Harvest For The World
What's Going On
Trouble Man
Midnight Cowboy
When Doves Cry
Send One Your Love
I Can't Get Next To You
Time Of The Season
Signed Sealed, Delivered I'm Yours
One Hundred Ways
Sunshine Of Your Love
Mining pop classics of the 1970s has been on Dave Stryker’s agenda for a couple of years – at least since Eight Track back in 2014. Now here comes
a reprise of the theme in the form of an eleven-track celebration of songs by the likes of Marvin Gaye, the Isley Brothers, Stevie Wonder and Price and
it’s called Eight Track II.
Stryker has arranged everything himself, apart from four tracks co-arranged with the organist in his band, Jared Gold.

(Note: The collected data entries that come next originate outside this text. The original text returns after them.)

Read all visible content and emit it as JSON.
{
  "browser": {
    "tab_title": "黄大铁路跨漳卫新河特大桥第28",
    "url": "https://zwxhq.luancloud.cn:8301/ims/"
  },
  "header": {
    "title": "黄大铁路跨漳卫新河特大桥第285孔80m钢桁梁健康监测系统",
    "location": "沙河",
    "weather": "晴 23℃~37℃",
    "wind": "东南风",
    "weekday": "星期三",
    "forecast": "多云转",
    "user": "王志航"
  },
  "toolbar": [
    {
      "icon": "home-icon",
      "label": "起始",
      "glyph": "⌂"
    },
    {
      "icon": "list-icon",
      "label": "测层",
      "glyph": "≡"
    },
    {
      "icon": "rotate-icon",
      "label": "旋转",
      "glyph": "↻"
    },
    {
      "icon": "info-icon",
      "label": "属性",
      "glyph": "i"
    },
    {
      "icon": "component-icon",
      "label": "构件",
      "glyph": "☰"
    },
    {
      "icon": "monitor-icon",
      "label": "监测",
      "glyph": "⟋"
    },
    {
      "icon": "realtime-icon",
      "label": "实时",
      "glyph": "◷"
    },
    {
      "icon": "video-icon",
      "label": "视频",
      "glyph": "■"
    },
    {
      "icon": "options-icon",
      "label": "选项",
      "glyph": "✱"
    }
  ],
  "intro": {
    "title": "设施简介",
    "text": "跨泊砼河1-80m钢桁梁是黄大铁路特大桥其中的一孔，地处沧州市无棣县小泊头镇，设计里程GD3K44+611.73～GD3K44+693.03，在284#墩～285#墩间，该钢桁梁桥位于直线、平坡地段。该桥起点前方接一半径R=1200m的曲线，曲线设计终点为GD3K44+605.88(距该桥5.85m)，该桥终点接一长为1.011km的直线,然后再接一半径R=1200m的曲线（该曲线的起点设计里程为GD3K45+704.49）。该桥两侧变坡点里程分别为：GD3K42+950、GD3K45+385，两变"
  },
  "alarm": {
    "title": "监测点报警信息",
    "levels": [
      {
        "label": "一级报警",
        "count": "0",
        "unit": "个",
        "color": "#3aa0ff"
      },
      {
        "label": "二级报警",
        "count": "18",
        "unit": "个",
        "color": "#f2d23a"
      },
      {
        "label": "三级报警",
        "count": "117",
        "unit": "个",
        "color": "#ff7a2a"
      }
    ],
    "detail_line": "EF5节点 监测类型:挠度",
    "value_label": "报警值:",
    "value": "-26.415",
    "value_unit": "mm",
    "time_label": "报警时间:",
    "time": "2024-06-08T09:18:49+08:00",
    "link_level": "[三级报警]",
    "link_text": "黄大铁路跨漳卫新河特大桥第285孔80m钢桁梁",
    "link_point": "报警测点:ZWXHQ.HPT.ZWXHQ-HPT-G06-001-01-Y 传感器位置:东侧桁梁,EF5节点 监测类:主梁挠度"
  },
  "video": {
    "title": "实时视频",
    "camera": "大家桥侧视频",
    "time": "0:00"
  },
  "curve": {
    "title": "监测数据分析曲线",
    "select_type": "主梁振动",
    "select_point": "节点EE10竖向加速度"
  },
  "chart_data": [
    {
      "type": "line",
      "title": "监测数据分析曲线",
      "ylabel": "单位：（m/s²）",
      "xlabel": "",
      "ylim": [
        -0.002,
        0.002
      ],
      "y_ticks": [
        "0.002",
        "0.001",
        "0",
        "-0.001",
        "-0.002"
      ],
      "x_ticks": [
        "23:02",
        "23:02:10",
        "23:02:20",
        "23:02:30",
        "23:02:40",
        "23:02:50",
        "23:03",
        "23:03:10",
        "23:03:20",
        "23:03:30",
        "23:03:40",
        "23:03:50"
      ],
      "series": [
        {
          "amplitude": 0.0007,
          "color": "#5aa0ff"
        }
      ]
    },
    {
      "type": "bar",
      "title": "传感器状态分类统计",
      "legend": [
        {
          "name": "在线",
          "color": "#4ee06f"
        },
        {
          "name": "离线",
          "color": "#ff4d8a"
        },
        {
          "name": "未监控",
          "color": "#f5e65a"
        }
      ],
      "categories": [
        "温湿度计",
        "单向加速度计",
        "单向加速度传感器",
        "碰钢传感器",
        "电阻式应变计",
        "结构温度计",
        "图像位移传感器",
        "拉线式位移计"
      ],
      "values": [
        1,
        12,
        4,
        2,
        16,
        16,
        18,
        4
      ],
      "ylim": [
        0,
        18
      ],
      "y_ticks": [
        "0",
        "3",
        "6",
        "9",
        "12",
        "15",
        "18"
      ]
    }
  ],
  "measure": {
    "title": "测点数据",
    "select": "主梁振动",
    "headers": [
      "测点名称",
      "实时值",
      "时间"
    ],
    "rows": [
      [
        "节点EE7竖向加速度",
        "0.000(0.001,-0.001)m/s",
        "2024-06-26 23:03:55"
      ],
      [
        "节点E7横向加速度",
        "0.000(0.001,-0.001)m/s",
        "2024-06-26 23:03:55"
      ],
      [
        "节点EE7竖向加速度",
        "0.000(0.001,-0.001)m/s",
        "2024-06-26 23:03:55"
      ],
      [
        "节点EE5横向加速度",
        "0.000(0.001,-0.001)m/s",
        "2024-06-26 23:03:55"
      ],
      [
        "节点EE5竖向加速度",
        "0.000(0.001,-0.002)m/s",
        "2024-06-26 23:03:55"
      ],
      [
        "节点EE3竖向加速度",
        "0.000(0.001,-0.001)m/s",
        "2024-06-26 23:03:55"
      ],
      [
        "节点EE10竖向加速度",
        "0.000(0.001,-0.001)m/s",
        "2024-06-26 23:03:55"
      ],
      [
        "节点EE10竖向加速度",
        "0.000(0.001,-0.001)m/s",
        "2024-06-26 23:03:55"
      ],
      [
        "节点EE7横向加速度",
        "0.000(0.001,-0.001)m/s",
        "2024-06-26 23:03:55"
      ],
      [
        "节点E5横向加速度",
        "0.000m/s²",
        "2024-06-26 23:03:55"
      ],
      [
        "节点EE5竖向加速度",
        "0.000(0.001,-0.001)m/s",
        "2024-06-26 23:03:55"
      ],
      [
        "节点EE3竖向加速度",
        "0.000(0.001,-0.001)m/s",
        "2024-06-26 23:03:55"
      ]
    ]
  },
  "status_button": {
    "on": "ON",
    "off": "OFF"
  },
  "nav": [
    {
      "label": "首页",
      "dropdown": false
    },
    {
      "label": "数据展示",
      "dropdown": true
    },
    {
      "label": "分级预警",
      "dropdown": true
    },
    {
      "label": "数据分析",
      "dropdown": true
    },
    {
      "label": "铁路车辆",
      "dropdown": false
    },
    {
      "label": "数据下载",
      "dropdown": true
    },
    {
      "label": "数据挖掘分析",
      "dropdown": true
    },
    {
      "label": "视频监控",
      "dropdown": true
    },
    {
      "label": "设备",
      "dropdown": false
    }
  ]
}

There’s an easy loping shuffle feel
to Harvest for the World and a leisurely balladic swing to What’s Going On whilst vibes player Steve Nelson stands out on Gaye’sTrouble Man, the cooking quartet powered by the propulsive Gold and McClenty Hunter. The leader himself takes an eloquent solo on Midnight Cowboy, its languid and deft figures evoking Wes Montgomery. The band responds avidly to Prince’s When Doves Cry, digging in
with purpose and prodigious energy. The again they can bring out the textually allusive message of Stevie Wonder’s Send One Your Love where a
pervasive lyricism acts as an apt counterpoint to the energy levels to be heard elsewhere. That funky R n B vibe infuses The Temptations’I Can’t Get Next To You as well as the swinging blues of Time of the Season. So, for every mellow opus – such as the James Ingram song One Hundred Ways – there’s an up-tempo finger-snapper like Cream’s Sunshine of Your Love to bring back something of that Strykeresque hot
house vitality.
I can’t say that this is his most imaginative or far reaching album, but it is thoroughly enjoyable; he manages to co-opt their idiom to his own one and in
so doing generates something tangibly exciting.